未成年の18歳・19歳でもカードローンを利用できる?未成年がお金を借りる方法を解説!

未成年の18歳・19歳の方は急にお金が必要になったとき、カードローンは使えるのでしょうか?

今回は、そんな疑問にお答えするべく、18歳・19歳の未成年がお金を借りる方法を解説していきます。

未成年の18歳・19歳では銀行カードローン、消費者金融は利用できない

まずはじめに、20歳未満は銀行カードローンや消費者金融を利用できません。

各銀行、消費者金融は、融資対象を「20歳以上」と規定しています。

20歳未満の人は、たとえ社会人だとしても、利用することができません。

高校を卒業して、収入を得ていても、この規則が揺らぐことはありません。

したがって、18歳・19歳の人は別の手段でお金を借りる必要が生じてきます。

2022年からは、18歳でカードローンに申し込める可能性大

現行の民法では、成人年齢は「20歳」とされていますが、2022年より、成人年齢が「18歳」に引き下げられます。

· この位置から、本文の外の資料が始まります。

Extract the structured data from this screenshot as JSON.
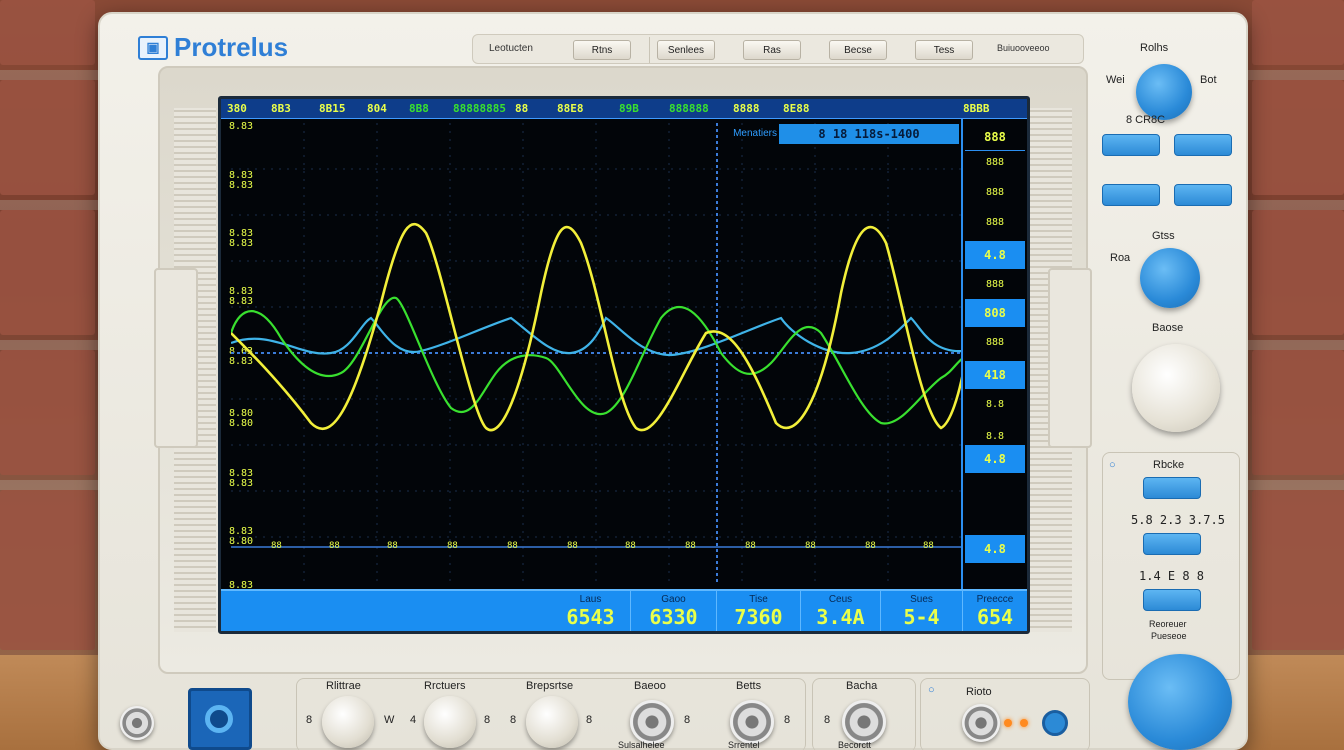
{
  "brand": {
    "name": "Protrelus",
    "logo_text": "▣"
  },
  "topbar": {
    "label_left": "Leotucten",
    "buttons": [
      "Rtns",
      "Senlees",
      "Ras",
      "Becse",
      "Tess"
    ],
    "label_right": "Buiuooveeoo"
  },
  "screen": {
    "header": [
      "380",
      "8B3",
      "8B15",
      "804",
      "8B8",
      "88888885",
      "88",
      "88E8",
      "89B",
      "888888",
      "8888",
      "8E88",
      "8BBB"
    ],
    "y_labels": [
      "8.83",
      "8.83\n8.83",
      "8.83\n8.83",
      "8.83\n8.83",
      "8.63\n8.83",
      "8.80\n8.80",
      "8.83\n8.83",
      "8.83\n8.80",
      "8.83\n8.83"
    ],
    "measure_label": "Menatiers",
    "measure_value": "8 18 118s-1400",
    "x_ticks": [
      "88",
      "88",
      "88",
      "88",
      "88",
      "88",
      "88",
      "88",
      "88",
      "88",
      "88",
      "88"
    ],
    "side_items": [
      {
        "text": "888",
        "style": "lo"
      },
      {
        "text": "888",
        "style": "small"
      },
      {
        "text": "888",
        "style": "small"
      },
      {
        "text": "888",
        "style": "small"
      },
      {
        "text": "4.8",
        "style": "hi"
      },
      {
        "text": "888",
        "style": "small"
      },
      {
        "text": "808",
        "style": "hi"
      },
      {
        "text": "888",
        "style": "small"
      },
      {
        "text": "418",
        "style": "hi"
      },
      {
        "text": "8.8",
        "style": "small"
      },
      {
        "text": "8.8",
        "style": "small"
      },
      {
        "text": "4.8",
        "style": "hi"
      },
      {
        "text": "4.8",
        "style": "hi"
      }
    ],
    "footer_label": "",
    "footer": [
      {
        "key": "Laus",
        "value": "6543"
      },
      {
        "key": "Gaoo",
        "value": "6330"
      },
      {
        "key": "Tise",
        "value": "7360"
      },
      {
        "key": "Ceus",
        "value": "3.4A"
      },
      {
        "key": "Sues",
        "value": "5-4"
      },
      {
        "key": "Preecce",
        "value": "654"
      }
    ]
  },
  "right_panel": {
    "top_label": "Rolhs",
    "knob1_left": "Wei",
    "knob1_right": "Bot",
    "btn_row_label": "8 CR8C",
    "gain_label": "Gtss",
    "gain_left": "Roa",
    "mode_label": "Baose",
    "group_label": "Rbcke",
    "readout1": "5.8 2.3 3.7.5",
    "readout2": "1.4 E 8 8",
    "bottom_label": "Reoreuer",
    "bottom_label2": "Pueseoe"
  },
  "bottom_panel": {
    "knobs": [
      {
        "label": "Rlittrae",
        "left": "8",
        "right": "W"
      },
      {
        "label": "Rrctuers",
        "left": "4",
        "right": "8"
      },
      {
        "label": "Brepsrtse",
        "left": "8",
        "right": "8"
      }
    ],
    "jacks": [
      {
        "label": "Baeoo",
        "sub": "Sulsalhelee"
      },
      {
        "label": "Betts",
        "sub": "Srrentel"
      },
      {
        "label": "Bacha",
        "sub": "Becorctt"
      },
      {
        "label": "Rioto",
        "sub": ""
      }
    ],
    "jack_letters": [
      "8",
      "8",
      "8",
      "8"
    ]
  },
  "colors": {
    "accent": "#2f7fd6",
    "trace_yellow": "#f2ef3a",
    "trace_green": "#39e02f",
    "trace_cyan": "#3fb3e8",
    "screen_bg": "#020509",
    "panel_blue": "#1a8ef2"
  }
}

これにともなって、18歳でも銀行カードローン、消費者金融が利用できる可能性があります。

20歳を成人年齢とする習慣は、伝統的におこなわれてきたものであって、現代の生活では正直なところ、20歳という年齢の節目がそこまで「成人」を感じさせるものではなくなってきています。

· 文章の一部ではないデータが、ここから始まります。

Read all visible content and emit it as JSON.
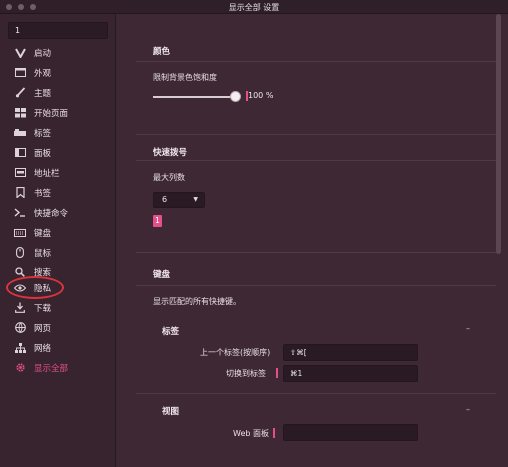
{
  "window": {
    "title": "显示全部 设置"
  },
  "sidebar": {
    "search_value": "1",
    "items": [
      {
        "label": "启动",
        "icon": "v-logo-icon"
      },
      {
        "label": "外观",
        "icon": "window-icon"
      },
      {
        "label": "主题",
        "icon": "brush-icon"
      },
      {
        "label": "开始页面",
        "icon": "grid-icon"
      },
      {
        "label": "标签",
        "icon": "tabs-icon"
      },
      {
        "label": "面板",
        "icon": "panel-icon"
      },
      {
        "label": "地址栏",
        "icon": "addressbar-icon"
      },
      {
        "label": "书签",
        "icon": "bookmark-icon"
      },
      {
        "label": "快捷命令",
        "icon": "command-icon"
      },
      {
        "label": "键盘",
        "icon": "keyboard-icon"
      },
      {
        "label": "鼠标",
        "icon": "mouse-icon"
      },
      {
        "label": "搜索",
        "icon": "search-icon"
      },
      {
        "label": "隐私",
        "icon": "eye-icon"
      },
      {
        "label": "下载",
        "icon": "download-icon"
      },
      {
        "label": "网页",
        "icon": "globe-icon"
      },
      {
        "label": "网络",
        "icon": "network-icon"
      },
      {
        "label": "显示全部",
        "icon": "gear-icon"
      }
    ],
    "active_label": "显示全部"
  },
  "color": {
    "title": "颜色",
    "saturation_label": "限制背景色饱和度",
    "saturation_value": "100 %",
    "saturation_fraction": 1.0
  },
  "speeddial": {
    "title": "快速拨号",
    "max_columns_label": "最大列数",
    "max_columns_value": "6",
    "match_badge": "1"
  },
  "keyboard": {
    "title": "键盘",
    "description": "显示匹配的所有快捷键。",
    "group_tabs": {
      "title": "标签",
      "collapse": "–",
      "rows": [
        {
          "label": "上一个标签(按顺序)",
          "value": "⇧⌘["
        },
        {
          "label": "切换到标签",
          "value": "⌘1"
        }
      ]
    },
    "group_view": {
      "title": "视图",
      "collapse": "–",
      "rows": [
        {
          "label": "Web 面板",
          "value": ""
        }
      ]
    }
  },
  "colors": {
    "accent": "#e34f8a",
    "background": "#3d2834",
    "sidebar": "#38242f",
    "highlight_ring": "#d9343f"
  }
}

今回の民法改正では、下記の内容は改正が適用されるものです。

改正されるもの

  • 資格試験の受験要件
  • パスポートの申請
  • 契約行為

上記の点で、これまで20歳以上とされてきたことが、今後は18歳に要件が引き下げられます。

特に、契約行為に関して、20歳未満の未成年は親の同意が必要でしたが、成人年齢が引き下げられた後は、18歳・19歳でも親の同意なしで契約を結ぶことが可能になることが期待できるでしょう。

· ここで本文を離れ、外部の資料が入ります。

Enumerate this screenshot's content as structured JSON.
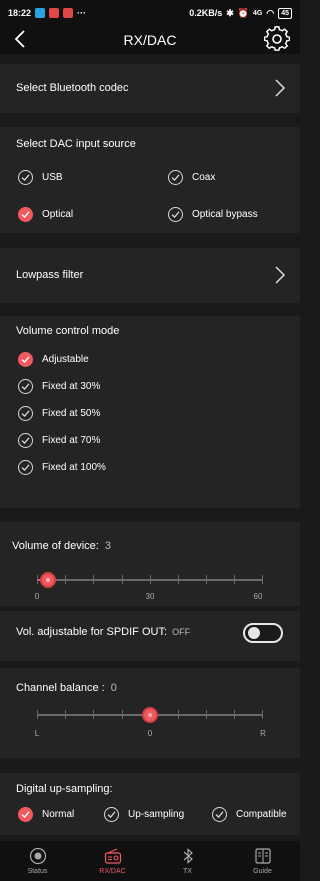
{
  "status": {
    "time": "18:22",
    "dots": "···",
    "net_speed": "0.2KB/s",
    "network": "4G",
    "battery": "45"
  },
  "header": {
    "title": "RX/DAC"
  },
  "bluetooth_codec": {
    "label": "Select Bluetooth codec"
  },
  "dac_source": {
    "label": "Select DAC input source",
    "options": [
      {
        "label": "USB",
        "selected": false
      },
      {
        "label": "Coax",
        "selected": false
      },
      {
        "label": "Optical",
        "selected": true
      },
      {
        "label": "Optical bypass",
        "selected": false
      }
    ]
  },
  "lowpass": {
    "label": "Lowpass filter"
  },
  "volume_mode": {
    "label": "Volume control mode",
    "options": [
      {
        "label": "Adjustable",
        "selected": true
      },
      {
        "label": "Fixed at 30%",
        "selected": false
      },
      {
        "label": "Fixed at 50%",
        "selected": false
      },
      {
        "label": "Fixed at 70%",
        "selected": false
      },
      {
        "label": "Fixed at 100%",
        "selected": false
      }
    ]
  },
  "volume_device": {
    "label": "Volume of device:",
    "value": "3",
    "min_label": "0",
    "mid_label": "30",
    "max_label": "60",
    "fraction": 0.05
  },
  "spdif": {
    "label": "Vol. adjustable for SPDIF OUT:",
    "state": "OFF",
    "on": false
  },
  "balance": {
    "label": "Channel balance :",
    "value": "0",
    "left_label": "L",
    "center_label": "0",
    "right_label": "R",
    "fraction": 0.5
  },
  "upsampling": {
    "label": "Digital up-sampling:",
    "options": [
      {
        "label": "Normal",
        "selected": true
      },
      {
        "label": "Up-sampling",
        "selected": false
      },
      {
        "label": "Compatible",
        "selected": false
      }
    ]
  },
  "nav": {
    "items": [
      {
        "label": "Status",
        "icon": "status-icon",
        "active": false
      },
      {
        "label": "RX/DAC",
        "icon": "radio-icon",
        "active": true
      },
      {
        "label": "TX",
        "icon": "bluetooth-icon",
        "active": false
      },
      {
        "label": "Guide",
        "icon": "guide-icon",
        "active": false
      }
    ]
  },
  "colors": {
    "accent": "#f05a5f",
    "panel": "#242424",
    "background": "#1a1a1a"
  }
}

逆にいえば、18歳・19歳はもう立派な「取引者」と見なされるため、18歳・19歳だからという理由で、一度結んだ契約を取り消すことができなくなります。

成人年齢が18歳に引き下げられる時期は、2022年4月1日から施工されます。

未成年の18歳・19歳がお金を借りる方法

それでは、未成年の18歳・19歳がお金を借りるには、どのような手段をとればよいのでしょうか。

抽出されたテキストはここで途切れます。